We identify a neuron with its time-series/spike-train. To calculate transfer entropy PID for all possible neuron triplets, call TE_PID.m with 3 required arguments: an output filename, a matrix or cell, and a positive integer time-delay. For an input cell containing multiple matrices for multiple trials, the input cell must be 1-dimensional. Each matrix or cell column should contain the entire time-series of a single neuron, i.e. columns should represent neurons while rows represent observations at incremental times. Optionally, supply a list of neuron triplet indices for which to calculate PID. Otherwise, PID is calculated for all possible triplets. Optionally, supply a positive integer time-resolution at which to time bin input data.

Outputs are written to a separate file. 7 columns indicate in increasing order: target_index, source1_index, source2_index, synergy, redundancy, unique1, unique2. PID output terms are given in units of bits. Each row of the output matrix contains terms for a specific triplet.

Additionally, the entropy of each neuron is calculated and recorded to facilitate normalization of information terms by the entropy of the target neuron.

Examples

Call TE_PID.m with test case matrix variables {identity, xor, and} stored in test_logicgates.mat and time-delay 1.

>> cd ~/TE_PID  
>> load test_logicgates.mat  
>> TE_PID('identity_output.csv', identity, 1, [1 2 3]);   
...  
>> type identity_output.csv  

...  
Target, Source1, Source2, Synergy, Redundancy, Unique1, Unique2  
1, 2, 3, 0, 0, 1, 0  
>> TE_PID('xor_output.csv', xor, 1, [1 2 3]);  
...  
>> type xor_output.csv

...  
Target, Source1, Source2, Synergy, Redundancy, Unique1, Unique2  
1, 2, 3, 1, 0, 0, 0  
>> TE_PID('and_output.csv', and, 1, [1 2 3]);  
...  
>> type and_output.csv  

...  
Target, Source1, Source2, Synergy, Redundancy, Unique1, Unique2  
1, 2, 3, 0.5, 0.311278, 5.55112e-17, 5.55112e-17  

In all three test variables, the first column contains the target time-series of interest. Therefore, we check the first row of the output matrix where target_index = 1 to verify that our code returns values as expected.
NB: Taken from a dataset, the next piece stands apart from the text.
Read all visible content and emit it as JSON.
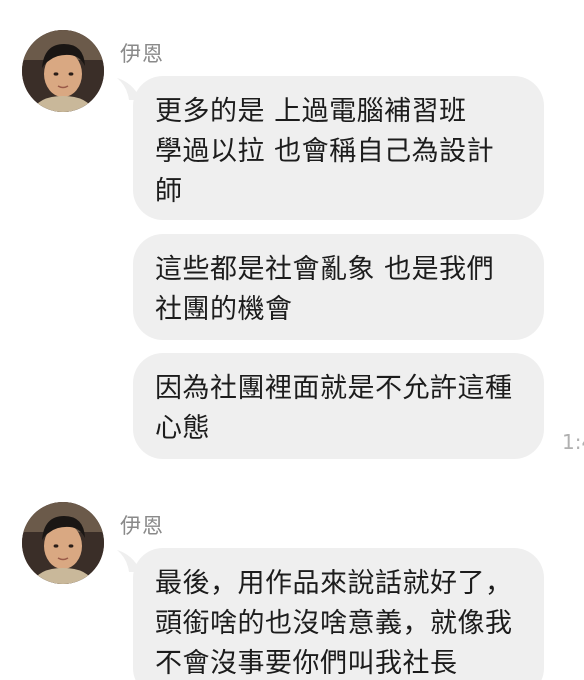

Note that since transfer entropy splits the target time-series into a future time-series and a past time-series, test cases have their first column shifted by one.

As expected, all transfer entropy information is found in unique1 for the identity test case, synergy for the xor relation.

In the case of and, small values obtain for unique1 and unique2, contrary to the expected zero value. This may be due to rounding error.

Sample workflow

Inputs

spiketrain.mat: nxm matrix of m neurons, each with n time steps.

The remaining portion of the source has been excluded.